I received a call from a renovator (we’ll call him John) who had found cement sheeting in a wall he wanted to remove during the renovation. To John’s credit he had enough knowledge to call us in to identify if it was dangerous or not and seek advice on what to do if there was asbestos found.
We made arrangements to meet at the property the following morning and possibly take a sample of the suspect sheeting for testing.
To my absolute horror, I arrived at 10:30 AM to find John using a spade to chip off the old vinyl floor tiles on the kitchen and dining room floors, with his 5 year old son using his toy wheel barrow to load the broken tile pieces, wheel them across the dining room and throw them out the window on the rubbish pile below. John and his son had already completed the removal of the same tiles from the bathroom, toilet and laundry floors the previous day.
John obviously had no idea the floor tiles may contain high levels of asbestos fibres.

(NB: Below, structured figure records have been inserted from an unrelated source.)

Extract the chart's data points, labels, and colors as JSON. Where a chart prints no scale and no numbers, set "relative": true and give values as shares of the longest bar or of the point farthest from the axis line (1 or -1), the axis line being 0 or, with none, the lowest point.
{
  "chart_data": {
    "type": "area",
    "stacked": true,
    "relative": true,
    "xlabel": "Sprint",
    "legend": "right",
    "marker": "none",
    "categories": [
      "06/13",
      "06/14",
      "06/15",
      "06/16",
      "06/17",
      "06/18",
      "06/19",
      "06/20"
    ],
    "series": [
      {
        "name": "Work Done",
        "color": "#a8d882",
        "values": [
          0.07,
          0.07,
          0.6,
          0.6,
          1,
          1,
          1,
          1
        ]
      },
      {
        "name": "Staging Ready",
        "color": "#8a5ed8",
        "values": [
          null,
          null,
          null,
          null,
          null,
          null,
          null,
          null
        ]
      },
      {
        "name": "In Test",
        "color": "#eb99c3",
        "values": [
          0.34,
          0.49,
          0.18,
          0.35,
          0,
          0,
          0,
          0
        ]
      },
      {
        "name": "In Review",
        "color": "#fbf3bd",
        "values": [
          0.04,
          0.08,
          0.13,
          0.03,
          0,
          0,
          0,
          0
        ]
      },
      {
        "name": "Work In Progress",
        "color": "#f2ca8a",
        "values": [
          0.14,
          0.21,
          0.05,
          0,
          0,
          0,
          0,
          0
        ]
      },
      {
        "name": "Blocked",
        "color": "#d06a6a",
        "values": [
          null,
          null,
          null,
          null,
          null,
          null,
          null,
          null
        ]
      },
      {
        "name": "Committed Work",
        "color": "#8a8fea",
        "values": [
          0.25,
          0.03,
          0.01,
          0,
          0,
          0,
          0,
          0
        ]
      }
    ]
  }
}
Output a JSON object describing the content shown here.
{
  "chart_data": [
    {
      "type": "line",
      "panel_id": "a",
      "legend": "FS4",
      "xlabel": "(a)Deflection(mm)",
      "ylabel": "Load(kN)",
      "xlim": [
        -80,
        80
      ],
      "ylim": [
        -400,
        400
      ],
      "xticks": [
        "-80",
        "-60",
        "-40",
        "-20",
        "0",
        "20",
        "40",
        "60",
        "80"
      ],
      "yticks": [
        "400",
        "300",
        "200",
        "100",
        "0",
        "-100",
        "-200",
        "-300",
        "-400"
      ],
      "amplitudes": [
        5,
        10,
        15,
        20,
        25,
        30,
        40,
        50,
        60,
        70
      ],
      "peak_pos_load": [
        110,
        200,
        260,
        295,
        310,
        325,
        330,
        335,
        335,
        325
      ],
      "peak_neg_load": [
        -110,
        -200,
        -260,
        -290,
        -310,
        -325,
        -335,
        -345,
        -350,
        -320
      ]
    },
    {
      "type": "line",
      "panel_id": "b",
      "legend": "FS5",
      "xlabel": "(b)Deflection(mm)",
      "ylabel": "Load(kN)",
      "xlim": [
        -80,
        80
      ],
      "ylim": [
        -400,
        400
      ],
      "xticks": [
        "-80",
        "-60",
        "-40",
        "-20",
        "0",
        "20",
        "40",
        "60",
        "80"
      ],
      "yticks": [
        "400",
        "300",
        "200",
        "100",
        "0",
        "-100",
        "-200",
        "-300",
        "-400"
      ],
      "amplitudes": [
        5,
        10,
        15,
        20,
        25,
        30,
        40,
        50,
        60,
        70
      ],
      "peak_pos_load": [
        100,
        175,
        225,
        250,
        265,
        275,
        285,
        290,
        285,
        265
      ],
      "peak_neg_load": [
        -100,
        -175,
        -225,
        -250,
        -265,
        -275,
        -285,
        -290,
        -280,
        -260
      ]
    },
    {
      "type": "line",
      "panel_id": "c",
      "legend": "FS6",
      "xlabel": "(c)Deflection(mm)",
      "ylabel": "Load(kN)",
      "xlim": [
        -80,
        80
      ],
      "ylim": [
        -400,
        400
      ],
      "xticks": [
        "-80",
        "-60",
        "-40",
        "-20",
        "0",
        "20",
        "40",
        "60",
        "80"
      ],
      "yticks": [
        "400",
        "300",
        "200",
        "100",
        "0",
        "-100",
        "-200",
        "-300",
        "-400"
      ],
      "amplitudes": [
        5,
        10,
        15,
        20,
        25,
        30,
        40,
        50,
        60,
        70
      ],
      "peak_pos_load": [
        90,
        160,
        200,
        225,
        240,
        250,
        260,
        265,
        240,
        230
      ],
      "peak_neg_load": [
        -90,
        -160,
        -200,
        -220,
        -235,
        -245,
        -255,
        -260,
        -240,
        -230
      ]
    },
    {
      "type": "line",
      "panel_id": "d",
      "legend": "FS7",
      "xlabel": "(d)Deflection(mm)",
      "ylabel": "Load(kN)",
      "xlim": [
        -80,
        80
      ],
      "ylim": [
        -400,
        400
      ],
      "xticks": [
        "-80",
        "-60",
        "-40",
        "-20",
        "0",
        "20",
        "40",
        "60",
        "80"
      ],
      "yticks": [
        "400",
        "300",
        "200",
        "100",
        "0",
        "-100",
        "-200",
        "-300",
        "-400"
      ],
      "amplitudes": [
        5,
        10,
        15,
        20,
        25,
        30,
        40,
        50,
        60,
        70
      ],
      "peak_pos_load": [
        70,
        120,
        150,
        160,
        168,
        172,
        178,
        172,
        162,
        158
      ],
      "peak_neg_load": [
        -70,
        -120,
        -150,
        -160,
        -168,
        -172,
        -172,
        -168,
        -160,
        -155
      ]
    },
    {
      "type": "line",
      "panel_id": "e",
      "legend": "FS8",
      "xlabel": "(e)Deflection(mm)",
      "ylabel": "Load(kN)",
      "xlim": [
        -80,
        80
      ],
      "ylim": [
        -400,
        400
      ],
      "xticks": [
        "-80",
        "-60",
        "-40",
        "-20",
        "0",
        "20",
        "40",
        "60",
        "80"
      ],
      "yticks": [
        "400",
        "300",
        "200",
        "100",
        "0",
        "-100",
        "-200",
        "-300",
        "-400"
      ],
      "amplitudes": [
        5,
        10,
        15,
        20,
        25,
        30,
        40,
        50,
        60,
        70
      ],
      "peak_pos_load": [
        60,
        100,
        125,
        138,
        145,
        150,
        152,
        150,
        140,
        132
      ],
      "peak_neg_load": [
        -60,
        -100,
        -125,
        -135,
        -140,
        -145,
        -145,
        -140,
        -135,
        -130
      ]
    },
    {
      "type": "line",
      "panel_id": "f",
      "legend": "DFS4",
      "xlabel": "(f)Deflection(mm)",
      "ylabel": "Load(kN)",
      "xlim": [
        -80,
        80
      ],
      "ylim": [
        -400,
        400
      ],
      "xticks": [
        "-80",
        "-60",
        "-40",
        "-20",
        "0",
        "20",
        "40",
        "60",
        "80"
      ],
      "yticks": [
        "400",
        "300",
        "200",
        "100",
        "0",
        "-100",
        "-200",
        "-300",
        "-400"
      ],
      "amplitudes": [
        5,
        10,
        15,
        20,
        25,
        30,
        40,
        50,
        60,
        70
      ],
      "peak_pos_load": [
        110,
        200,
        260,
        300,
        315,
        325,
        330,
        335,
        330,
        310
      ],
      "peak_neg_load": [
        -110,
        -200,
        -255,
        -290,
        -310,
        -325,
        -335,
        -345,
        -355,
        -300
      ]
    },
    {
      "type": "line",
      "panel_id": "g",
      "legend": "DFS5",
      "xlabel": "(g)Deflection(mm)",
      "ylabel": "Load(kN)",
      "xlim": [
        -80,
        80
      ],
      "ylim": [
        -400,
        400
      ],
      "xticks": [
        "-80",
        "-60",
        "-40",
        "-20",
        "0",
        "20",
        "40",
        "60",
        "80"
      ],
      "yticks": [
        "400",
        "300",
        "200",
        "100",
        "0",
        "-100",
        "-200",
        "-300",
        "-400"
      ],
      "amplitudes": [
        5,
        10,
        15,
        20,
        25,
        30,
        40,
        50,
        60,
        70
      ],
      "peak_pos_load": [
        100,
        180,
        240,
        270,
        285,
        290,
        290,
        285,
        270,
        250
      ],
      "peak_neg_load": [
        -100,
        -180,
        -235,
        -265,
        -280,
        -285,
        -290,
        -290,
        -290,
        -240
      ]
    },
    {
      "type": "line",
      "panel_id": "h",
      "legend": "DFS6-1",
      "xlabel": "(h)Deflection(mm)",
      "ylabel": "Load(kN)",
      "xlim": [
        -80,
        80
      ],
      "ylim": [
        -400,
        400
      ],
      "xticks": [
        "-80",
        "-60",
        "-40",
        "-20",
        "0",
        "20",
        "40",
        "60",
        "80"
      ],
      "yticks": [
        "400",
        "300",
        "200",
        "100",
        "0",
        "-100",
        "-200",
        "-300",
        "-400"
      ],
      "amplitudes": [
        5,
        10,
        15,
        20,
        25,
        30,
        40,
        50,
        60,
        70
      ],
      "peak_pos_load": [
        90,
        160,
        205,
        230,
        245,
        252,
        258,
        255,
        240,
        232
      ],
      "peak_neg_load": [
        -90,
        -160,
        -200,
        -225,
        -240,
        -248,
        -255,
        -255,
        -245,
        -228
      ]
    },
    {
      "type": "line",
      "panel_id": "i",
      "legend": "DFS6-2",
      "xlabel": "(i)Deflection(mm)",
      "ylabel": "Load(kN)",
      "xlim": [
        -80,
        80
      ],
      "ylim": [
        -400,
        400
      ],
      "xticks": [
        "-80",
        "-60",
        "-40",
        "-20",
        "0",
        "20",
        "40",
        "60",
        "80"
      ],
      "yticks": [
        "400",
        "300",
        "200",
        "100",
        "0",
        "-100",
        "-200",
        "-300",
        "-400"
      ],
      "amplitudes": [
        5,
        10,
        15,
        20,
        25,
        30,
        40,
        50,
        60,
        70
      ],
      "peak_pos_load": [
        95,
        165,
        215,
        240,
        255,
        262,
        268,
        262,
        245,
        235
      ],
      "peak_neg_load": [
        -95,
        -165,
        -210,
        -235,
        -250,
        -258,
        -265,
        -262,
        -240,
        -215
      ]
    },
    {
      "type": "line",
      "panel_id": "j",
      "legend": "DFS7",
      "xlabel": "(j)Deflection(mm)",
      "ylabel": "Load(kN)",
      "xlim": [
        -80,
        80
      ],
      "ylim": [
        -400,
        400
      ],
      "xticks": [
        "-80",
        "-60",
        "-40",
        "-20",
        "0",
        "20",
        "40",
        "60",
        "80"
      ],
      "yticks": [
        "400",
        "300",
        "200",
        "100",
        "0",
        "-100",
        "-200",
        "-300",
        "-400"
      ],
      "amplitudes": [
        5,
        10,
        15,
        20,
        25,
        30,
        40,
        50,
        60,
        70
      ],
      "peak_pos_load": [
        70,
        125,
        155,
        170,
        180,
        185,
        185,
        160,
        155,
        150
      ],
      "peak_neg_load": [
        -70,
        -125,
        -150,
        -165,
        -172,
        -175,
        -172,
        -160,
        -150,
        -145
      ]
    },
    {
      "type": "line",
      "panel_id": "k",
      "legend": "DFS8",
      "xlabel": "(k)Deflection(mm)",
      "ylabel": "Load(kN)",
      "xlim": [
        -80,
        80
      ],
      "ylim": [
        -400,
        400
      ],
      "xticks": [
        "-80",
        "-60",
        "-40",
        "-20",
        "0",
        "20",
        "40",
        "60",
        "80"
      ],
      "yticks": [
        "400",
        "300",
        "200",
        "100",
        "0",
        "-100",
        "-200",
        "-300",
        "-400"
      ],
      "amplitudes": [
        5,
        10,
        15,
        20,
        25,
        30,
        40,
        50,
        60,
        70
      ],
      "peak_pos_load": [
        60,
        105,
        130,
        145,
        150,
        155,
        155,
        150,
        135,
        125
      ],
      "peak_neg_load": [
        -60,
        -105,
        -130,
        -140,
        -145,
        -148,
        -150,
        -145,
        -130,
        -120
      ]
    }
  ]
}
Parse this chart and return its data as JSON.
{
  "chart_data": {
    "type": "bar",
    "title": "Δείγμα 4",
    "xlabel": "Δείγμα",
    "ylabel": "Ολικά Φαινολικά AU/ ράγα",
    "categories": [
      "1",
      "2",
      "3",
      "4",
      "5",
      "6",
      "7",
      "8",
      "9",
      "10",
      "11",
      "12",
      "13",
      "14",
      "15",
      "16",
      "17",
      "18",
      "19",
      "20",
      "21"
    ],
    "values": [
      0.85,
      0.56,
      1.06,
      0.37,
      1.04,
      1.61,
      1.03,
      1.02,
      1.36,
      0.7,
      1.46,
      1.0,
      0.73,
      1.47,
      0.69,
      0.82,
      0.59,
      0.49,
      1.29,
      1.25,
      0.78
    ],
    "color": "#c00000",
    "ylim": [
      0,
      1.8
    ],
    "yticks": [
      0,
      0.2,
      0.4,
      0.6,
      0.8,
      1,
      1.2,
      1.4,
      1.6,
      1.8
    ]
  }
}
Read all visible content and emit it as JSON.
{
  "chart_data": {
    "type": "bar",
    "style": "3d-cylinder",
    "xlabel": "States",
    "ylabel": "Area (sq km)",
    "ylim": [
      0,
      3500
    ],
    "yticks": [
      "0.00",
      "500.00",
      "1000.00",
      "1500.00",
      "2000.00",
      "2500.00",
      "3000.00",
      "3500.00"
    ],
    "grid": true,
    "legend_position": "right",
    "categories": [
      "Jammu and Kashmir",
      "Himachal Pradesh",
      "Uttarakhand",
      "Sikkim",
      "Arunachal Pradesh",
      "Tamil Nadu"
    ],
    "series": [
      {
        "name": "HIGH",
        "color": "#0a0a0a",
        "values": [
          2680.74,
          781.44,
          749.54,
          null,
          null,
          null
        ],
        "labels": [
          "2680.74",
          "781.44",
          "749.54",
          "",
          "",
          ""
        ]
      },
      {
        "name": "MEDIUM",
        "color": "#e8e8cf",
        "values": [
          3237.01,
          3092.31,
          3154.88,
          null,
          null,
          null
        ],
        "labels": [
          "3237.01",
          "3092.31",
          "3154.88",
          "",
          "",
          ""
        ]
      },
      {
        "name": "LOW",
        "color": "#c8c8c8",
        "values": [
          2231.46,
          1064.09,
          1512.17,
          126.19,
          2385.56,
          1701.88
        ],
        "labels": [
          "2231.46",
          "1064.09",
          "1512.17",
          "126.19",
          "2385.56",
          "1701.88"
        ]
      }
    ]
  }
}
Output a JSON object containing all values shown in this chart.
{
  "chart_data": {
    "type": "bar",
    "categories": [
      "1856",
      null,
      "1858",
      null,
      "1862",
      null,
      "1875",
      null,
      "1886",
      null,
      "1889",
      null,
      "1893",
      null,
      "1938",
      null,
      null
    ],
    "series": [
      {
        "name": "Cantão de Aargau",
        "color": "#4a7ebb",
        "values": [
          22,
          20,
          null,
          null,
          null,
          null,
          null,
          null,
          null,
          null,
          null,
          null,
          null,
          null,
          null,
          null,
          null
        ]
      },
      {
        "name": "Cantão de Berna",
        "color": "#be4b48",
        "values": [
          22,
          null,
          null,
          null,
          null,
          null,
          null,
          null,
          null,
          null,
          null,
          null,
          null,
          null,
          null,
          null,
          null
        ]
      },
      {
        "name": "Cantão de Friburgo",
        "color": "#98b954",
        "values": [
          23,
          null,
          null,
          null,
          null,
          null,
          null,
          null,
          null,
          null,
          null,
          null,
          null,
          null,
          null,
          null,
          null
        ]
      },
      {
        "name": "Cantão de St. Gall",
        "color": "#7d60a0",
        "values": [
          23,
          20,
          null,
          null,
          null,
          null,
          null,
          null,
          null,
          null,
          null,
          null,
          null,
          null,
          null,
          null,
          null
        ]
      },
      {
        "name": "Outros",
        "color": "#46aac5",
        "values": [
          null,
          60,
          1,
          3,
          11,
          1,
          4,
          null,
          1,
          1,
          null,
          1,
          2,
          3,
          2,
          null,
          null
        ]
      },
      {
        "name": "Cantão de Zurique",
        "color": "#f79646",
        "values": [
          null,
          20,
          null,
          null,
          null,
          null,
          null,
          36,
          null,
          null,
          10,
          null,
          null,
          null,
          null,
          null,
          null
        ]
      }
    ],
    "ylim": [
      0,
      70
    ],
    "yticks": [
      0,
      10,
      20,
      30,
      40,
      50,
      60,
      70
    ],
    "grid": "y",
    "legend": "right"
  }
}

Sorry, but the story gets worse. On the other side of the dining room his wife sat feeding their seven month old baby. Both had been present in the room all morning and the previous day. In his haste to get the renovation work underway John may have unknowingly exposed his whole family to high levels of asbestos fibres.
I immediately told them of the possible danger and we evacuated the house. Using proper protective clothing and a breathing mask I re-entered the house and took samples of all the various materials I suspected may contain asbestos. The list included the Tilux shower linings, laundry wall and ceiling linings and cover strips, the vinyl floor tiles and cement sheet backing, the cement sheet that lined the wall oven cabinet, and the old carpet underlay. All the samples were submitted for testing by 11:30 AM and the laboratory results email to me by 4:15 that afternoon.
Although from experience I thought all samples tested would come back with a positive reading, it was definitely not the news I was keen to deliver.
In fact most samples did test positive for Chrysotile (white asbestos) and some also had a small content of Amosite (brown asbestos). But the really disturbing fact was the floor tiles tested very high 50 to 75% of Crocidolite which is the blue asbestos (widely recognised as the most dangerous asbestos of them all).
I called John to confirm the test results, understandably he was devastated to the point that he was physically sick.
In his haste to get the renovation work underway so he could move his family into their new home, John had unknowingly exposed his whole family to high levels of asbestos fibres. And now he has to wait for up to 40 or 50 years to see if he in fact has condemned his family to a slow horrible death from an asbestos related disease.
If there is a moral to this story, it must be to get a professional Asbestos Audit completed before you renovate.